On 4/13/07, Tzahi Fadida <Tzahi.ML@xxxxxxxxx> wrote:
On Friday 13 April 2007 17:52:16 Eddie Pettis wrote: > > I thought about maybe to create an expandable hashtable, for fun :). > > i.e. you define the number of items per hashkey and if there is no room > > you rebuild the hashtable with a higher order. You can also add that you > > rebuild if the table is xx% filled (probably 67% is a golden ratio) to > > avoid too many rebuilds. > > I don't know if percentage filled is the proper metric for chained > hash tables such as these. Average search depth is probably a better > metric, possibly maintained through an exponential average with a low > decay factor. However, percentage filled is an excellent metric if > you implement an open addressing table. My main concern and reason for percentage is that what happens if the keys of the entries in the buckets are not differentiated even in the next rebuild or 2 rebuilds.
That's just a consequence of hashing in general.

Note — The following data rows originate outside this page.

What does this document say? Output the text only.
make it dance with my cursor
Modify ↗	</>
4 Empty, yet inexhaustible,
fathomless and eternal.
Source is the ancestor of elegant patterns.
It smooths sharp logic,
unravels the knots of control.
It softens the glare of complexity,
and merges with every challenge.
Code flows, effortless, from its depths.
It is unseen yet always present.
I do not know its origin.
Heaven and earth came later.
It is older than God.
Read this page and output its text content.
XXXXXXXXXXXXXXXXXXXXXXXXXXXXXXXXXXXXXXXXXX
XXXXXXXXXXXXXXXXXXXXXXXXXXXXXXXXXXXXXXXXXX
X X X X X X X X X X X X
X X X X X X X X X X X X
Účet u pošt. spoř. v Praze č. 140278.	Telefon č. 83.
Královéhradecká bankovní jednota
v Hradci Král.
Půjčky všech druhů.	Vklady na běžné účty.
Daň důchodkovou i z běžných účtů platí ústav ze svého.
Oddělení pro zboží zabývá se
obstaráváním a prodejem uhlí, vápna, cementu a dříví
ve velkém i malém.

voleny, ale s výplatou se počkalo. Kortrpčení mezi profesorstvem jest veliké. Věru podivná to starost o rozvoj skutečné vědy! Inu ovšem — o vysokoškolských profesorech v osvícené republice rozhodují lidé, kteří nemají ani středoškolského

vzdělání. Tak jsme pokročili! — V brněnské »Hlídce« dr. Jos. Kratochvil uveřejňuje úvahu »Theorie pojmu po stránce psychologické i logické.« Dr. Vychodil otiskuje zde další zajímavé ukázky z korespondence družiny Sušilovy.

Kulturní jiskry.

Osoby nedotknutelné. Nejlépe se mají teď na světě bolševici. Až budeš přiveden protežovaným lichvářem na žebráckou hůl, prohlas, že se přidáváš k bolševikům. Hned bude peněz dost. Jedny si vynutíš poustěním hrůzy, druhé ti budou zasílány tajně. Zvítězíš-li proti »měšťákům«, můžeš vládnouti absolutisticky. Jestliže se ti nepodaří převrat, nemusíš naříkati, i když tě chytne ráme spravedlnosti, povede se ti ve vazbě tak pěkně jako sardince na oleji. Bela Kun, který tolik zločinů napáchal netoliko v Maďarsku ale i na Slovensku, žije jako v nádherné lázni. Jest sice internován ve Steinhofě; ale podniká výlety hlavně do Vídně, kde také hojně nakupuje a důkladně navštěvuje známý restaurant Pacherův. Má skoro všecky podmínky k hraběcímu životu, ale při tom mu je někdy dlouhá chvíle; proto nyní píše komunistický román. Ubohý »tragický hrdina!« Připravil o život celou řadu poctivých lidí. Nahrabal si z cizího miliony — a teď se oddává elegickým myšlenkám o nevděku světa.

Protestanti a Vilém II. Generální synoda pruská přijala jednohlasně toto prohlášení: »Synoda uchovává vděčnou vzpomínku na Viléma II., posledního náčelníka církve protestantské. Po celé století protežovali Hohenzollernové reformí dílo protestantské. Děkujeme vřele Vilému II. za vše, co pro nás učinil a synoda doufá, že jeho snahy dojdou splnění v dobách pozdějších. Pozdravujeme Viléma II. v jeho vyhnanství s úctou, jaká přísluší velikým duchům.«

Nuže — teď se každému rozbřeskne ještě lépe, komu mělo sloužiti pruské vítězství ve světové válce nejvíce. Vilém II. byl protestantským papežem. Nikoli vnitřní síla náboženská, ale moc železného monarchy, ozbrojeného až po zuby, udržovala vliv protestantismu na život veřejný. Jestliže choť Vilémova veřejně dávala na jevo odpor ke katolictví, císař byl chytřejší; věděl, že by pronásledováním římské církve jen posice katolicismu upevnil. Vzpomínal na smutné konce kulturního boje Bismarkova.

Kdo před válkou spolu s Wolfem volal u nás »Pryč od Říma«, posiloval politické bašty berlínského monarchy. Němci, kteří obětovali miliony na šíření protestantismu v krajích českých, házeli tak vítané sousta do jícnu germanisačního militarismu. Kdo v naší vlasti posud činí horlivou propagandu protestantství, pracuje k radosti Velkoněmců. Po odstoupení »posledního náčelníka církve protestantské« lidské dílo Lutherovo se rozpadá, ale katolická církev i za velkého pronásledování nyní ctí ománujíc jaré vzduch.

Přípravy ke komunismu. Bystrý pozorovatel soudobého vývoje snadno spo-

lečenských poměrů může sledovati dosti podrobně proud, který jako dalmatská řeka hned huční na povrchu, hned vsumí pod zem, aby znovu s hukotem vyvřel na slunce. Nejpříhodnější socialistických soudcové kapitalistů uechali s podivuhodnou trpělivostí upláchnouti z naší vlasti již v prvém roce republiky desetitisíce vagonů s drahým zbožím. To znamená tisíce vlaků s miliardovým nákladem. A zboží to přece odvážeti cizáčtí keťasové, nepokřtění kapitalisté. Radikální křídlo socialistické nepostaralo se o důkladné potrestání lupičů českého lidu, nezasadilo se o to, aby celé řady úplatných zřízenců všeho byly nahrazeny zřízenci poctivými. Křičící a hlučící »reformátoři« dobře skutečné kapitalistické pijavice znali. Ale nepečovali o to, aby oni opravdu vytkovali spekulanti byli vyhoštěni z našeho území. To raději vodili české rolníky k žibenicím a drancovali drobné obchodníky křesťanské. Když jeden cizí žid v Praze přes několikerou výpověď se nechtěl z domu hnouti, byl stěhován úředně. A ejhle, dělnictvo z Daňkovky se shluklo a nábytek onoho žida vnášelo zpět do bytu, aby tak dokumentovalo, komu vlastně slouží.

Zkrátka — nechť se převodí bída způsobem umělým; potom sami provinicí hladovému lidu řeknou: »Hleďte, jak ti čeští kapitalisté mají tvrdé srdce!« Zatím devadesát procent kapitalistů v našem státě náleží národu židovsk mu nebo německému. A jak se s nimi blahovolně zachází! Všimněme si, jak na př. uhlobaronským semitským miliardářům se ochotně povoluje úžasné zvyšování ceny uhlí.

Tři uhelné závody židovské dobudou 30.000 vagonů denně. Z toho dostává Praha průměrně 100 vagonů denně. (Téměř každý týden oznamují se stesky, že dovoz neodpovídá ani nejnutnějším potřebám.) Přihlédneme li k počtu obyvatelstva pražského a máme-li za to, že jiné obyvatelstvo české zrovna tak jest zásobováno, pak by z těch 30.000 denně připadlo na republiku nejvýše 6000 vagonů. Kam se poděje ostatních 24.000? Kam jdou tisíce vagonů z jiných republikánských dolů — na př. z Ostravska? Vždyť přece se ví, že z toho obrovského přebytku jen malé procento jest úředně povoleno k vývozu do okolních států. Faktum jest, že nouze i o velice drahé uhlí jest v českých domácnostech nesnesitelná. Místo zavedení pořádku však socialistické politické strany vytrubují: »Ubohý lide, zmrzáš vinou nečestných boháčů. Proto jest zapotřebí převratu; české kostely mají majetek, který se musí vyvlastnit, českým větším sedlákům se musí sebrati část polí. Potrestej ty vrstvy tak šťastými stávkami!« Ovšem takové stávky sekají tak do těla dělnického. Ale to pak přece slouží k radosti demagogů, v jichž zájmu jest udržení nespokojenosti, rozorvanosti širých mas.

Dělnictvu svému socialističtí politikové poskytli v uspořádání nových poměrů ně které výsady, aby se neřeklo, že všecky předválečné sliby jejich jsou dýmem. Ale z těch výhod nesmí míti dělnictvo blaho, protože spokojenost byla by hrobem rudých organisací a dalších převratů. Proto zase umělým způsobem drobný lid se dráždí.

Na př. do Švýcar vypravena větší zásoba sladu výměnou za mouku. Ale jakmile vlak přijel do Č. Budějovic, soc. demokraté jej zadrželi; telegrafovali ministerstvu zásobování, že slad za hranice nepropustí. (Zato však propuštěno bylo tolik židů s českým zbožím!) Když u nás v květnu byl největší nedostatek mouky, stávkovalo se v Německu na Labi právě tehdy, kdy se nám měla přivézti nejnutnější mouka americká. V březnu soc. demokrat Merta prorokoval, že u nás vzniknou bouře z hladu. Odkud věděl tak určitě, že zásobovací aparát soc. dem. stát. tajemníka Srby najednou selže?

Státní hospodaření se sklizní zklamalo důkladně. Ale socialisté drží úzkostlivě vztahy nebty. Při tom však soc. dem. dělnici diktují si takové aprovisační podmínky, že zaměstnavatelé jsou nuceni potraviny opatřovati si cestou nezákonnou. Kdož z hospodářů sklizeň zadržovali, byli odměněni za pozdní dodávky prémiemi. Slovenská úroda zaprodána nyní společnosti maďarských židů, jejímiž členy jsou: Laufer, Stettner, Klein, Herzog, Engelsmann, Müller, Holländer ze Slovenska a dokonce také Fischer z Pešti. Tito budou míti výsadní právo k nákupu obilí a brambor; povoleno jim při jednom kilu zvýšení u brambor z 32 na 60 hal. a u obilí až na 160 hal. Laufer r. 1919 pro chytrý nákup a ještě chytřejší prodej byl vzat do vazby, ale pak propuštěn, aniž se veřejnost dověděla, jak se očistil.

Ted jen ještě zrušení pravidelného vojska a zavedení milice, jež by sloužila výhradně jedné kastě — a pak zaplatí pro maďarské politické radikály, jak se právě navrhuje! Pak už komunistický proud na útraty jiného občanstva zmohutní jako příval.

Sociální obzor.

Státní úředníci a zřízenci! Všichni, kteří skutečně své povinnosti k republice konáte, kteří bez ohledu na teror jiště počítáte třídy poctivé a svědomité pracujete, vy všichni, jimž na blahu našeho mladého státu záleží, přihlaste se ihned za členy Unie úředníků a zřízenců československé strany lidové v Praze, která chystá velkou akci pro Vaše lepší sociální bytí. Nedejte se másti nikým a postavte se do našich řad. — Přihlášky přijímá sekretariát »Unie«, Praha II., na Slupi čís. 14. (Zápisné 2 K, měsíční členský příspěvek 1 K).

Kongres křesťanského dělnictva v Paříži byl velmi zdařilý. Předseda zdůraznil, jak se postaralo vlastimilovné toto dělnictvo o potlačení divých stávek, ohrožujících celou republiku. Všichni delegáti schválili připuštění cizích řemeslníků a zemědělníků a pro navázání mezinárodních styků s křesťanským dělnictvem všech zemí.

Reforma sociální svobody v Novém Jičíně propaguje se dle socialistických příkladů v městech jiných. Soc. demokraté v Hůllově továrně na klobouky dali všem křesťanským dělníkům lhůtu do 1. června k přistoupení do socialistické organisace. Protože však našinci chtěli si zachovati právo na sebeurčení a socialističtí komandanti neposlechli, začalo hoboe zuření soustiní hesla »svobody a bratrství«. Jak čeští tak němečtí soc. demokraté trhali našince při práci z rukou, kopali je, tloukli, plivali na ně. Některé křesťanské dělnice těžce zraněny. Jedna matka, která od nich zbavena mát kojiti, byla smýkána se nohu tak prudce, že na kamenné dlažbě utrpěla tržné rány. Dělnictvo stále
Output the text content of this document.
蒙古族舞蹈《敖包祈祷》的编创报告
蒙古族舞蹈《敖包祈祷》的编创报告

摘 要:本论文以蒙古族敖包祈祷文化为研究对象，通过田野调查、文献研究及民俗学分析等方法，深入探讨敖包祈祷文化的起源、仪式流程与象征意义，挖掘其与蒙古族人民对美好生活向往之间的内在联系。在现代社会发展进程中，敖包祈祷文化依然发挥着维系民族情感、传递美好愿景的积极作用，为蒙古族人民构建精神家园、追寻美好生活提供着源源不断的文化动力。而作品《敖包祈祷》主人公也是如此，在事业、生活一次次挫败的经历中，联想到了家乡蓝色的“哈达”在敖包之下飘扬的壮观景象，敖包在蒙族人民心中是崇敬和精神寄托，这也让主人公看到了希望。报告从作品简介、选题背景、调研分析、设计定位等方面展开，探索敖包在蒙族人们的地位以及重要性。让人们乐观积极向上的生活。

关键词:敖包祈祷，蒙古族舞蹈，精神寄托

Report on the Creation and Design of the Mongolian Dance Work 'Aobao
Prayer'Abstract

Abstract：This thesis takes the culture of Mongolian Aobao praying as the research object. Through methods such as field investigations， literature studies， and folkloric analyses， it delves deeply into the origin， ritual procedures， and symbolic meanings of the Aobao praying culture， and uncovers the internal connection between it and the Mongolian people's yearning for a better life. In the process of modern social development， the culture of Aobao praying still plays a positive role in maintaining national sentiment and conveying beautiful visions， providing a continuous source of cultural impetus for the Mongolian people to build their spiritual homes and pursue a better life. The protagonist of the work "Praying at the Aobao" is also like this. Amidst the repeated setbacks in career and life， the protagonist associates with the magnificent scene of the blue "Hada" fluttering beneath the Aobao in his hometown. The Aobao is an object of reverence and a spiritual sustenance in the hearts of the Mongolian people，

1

Well-designed hashing algorithms are designed to generate a uniform random hash. You can construct a malicious set of keys that create pathologically bad behavior, but that scenario is unlikely in practice. In short, I wouldn't worry about this problem because you will _on_average_ improve search depth by resizing.
That could prove very wasteful, thus, the percentage is meant as a barrier to prevent too many rebuilds, which could waste space and lower performance. You can still use other metrics on top of it. I.e., you can set it at 50% and use average search depth, etc...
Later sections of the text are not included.